Source: theleafonline.com
Hemp has been reported to have some of the most diverse uses out of any plant currently known. One new use for hemp is as a raw material for biofuels, namely as cellulosic ethanol, which unlike other methods of making biofuels, uses a plant’s cellulose instead of the oil or sugar it contains to produce a fuel. While corn-based ethanol has been shown to be no better for the environment than burning fossil fuels, cellulosic ethanol is much closer to being carbon-neutral.
Cellulose is what forms the structure of green plants, everything from grass to trees. Professor George Huber, at the University of Wisconsin, has found a way to convert the cellulose from the non-usable parts of plants, such as yard waste, compost scraps, or wood debris into ethanol and other bio-oils. “The goal of the Huber research group is to develop the clean technology that will allow us to economically use our biomass and other sustainable resources for the production of cheap renewable gasoline, diesel fuel, jet fuel, and chemicals.”
Professor Huber’s work is revolutionary because it will allow cities to turn a large portion of their garbage into fuel that can power buses and other city vehicles. Clearly, waste material alone will not be enough to switch our current fossil fuel economy to a grassoline economy, which is where hemp comes in.
Hemp is ideal as a fuel-stock for cellulosic ethanol for several reasons. Hemp has an exceptionally high cellulose content, it grows very quickly allowing for multiple harvests per year, it can be grown in nearly all climates, it is drought resistant, frost resistant, pest resistant, and unlike other fuel-stocks like switchgrass, hemp has edible seeds which can be harvested allowing for two harvests from one crop. While switchgrass may grow quickly like hemp, it’s cellulose content is roughly half that of hemp, which has a higher cellulose content than wood.
Currently, while bio-oils can be produced for under $1 a gallon, they faces several issues in being adopted widely around the country. Bio-oils cannot be used in existing gasoline and diesel fuel engines because they have lower energy densities and a higher oxygen content. Bio-oils are also nearly-insoluble with petroleum fuels, making it impossible to have a flex-fuel vehicle that uses a combination of each. Finally, bio-oils degrade over time and are acidic with a pH of 2.5, limiting options in fuel storage. If sugars are added to bio-oils to ferment them into cellulosic ethanol, there are additional challenges, such as the need for sterile conditions, the lengthy residence time of the chemicals, and the distillation of ethanol from water is very energy intensive. Professor Huber is already working on solutions to these problems, while he does, hemp’s exceptionally high cellulose content coupled with fast growth and low costs to grow make it ideal for more than just bio-fuels.
Since hemp has a higher cellulose content than trees and grows much faster than even the fastest growing trees, it is a much better candidate for paper than current lumber options, such as pine. The world currently produces over 400 million tons of paper every year, imagine if all of that was easily replanted hemp instead of trees which take years to grow to maturity.

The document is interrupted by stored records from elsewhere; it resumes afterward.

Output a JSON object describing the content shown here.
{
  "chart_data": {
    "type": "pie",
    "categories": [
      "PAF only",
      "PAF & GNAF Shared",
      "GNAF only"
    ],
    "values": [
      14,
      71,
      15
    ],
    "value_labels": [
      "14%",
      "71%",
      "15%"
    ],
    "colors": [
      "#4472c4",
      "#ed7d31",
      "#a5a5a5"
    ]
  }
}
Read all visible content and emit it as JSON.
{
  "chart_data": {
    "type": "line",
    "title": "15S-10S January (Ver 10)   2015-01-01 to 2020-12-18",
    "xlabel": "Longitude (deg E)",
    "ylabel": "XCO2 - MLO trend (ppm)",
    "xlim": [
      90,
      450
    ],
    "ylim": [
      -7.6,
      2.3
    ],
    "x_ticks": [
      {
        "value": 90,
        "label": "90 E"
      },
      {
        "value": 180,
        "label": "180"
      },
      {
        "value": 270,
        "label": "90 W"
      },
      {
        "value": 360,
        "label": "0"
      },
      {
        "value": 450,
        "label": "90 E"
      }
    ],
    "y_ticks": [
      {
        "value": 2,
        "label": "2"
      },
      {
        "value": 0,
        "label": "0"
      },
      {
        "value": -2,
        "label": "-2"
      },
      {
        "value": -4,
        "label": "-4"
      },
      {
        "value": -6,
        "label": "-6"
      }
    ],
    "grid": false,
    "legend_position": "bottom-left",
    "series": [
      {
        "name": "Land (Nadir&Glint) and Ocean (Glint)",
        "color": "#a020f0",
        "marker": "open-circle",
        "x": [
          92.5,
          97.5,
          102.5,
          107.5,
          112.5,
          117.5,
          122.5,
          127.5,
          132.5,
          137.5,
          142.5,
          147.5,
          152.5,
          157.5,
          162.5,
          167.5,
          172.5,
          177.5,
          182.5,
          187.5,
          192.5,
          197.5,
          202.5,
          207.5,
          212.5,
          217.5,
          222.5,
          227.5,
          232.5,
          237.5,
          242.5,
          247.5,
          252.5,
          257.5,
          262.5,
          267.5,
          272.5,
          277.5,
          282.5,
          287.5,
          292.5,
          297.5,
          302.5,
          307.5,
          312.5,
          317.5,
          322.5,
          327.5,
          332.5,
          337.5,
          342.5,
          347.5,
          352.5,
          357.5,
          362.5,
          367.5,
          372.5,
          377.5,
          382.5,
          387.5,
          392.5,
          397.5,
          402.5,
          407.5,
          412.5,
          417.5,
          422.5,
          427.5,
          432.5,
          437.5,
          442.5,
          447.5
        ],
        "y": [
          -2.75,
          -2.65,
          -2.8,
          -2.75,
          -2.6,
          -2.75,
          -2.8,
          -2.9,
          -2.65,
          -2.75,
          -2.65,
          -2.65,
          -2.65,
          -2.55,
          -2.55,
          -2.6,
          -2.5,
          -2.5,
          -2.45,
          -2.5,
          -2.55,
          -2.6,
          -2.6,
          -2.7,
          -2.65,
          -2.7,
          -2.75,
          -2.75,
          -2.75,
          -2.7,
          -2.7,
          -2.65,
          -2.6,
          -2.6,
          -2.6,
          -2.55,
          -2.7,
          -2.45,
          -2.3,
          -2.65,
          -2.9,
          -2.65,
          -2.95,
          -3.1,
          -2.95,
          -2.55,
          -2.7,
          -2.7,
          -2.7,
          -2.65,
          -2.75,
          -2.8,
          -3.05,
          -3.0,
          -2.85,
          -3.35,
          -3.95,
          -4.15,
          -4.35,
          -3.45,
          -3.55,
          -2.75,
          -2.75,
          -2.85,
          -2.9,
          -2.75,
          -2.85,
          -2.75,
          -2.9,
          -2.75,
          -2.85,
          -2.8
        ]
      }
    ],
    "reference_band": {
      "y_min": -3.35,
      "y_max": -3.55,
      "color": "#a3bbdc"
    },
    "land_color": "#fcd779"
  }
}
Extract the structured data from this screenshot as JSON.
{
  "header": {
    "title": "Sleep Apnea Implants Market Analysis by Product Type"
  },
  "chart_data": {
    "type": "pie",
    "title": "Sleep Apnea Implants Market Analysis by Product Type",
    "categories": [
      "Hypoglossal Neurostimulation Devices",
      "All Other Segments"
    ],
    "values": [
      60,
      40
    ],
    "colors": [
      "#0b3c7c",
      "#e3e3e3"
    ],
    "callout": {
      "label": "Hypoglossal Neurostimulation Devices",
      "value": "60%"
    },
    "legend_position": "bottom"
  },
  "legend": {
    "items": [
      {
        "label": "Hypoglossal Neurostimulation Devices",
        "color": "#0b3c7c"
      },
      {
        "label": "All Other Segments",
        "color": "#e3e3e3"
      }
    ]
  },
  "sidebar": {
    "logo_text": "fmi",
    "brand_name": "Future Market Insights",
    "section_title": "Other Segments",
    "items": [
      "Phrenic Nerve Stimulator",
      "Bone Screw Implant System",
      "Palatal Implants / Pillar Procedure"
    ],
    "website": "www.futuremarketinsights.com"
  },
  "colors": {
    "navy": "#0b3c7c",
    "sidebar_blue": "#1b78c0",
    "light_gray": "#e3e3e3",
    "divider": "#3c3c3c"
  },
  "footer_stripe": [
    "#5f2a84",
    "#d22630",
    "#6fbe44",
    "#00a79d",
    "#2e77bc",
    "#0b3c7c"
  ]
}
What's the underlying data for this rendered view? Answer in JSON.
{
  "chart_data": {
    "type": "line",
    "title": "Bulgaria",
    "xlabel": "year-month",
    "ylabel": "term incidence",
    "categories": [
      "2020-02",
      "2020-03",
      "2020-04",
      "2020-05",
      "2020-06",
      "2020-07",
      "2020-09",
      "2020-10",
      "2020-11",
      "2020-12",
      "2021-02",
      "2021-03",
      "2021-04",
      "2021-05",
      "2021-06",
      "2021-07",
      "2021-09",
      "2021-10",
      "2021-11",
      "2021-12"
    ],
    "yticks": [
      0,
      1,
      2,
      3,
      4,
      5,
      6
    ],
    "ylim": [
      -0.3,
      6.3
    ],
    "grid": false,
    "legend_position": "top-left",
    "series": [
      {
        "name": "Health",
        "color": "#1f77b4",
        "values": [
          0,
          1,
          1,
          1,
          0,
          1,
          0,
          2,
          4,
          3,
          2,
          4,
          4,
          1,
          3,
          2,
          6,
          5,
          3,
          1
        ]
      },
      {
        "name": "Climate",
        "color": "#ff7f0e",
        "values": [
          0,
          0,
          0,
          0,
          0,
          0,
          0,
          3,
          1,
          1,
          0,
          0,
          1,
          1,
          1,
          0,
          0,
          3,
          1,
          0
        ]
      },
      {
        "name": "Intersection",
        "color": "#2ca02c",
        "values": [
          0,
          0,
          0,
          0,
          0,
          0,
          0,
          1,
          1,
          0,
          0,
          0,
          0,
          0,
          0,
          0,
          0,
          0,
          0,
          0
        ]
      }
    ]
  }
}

Beyond paper, hemp’s higher cellulose content makes it better than wood for building the homes of the future, which cannot sustainably be made from wood alone. Hempcrete has been around in other countries since the 1960s, but is it quite new to America due to the federal ban on industrial hemp production, only recently lifted. Hempcrete is remarkably strong yet also very lightweight, about 1/7th the weight of concrete.
Now, America’s first hemp house has been built in North Carolina, and it may also be the first carbon-neutral house in the country. According to the Limecrete Company, a UK based hempcrete manufacturer, hempcrete is carbon negative because “the carbon trapped in the hemp offsets the carbon not only of the hemp production but also the residual carbon from the lime production after re-absorption of carbon as the lime cures.”
Hemp can replace more than paper, wood, and oil, it can also replace everything we currently make out of oil including plastics. Zeoform is a new type of plastic that uses hemp-derived cellulose mixed with other recycled fibers and water to form a 100% recycled plastic. The density can be changed to make Zeoform suitable for all sorts of industries, everything from aviation and automotive, to musical instruments and McDonalds toys. Zeoform and hempcrete will not stop the steady onslaught of greenhouse gas emissions and climate change on their own, but they mark the beginnings of a trend towards widespread use of more environmentally friendly raw materials, and may also sequester CO2 emissions rather than create them. Thanks to modern science and technologies, like cellulosic ethanol, humanity may be approaching another time when we can declare Hemp for Victory, as we did in World War II.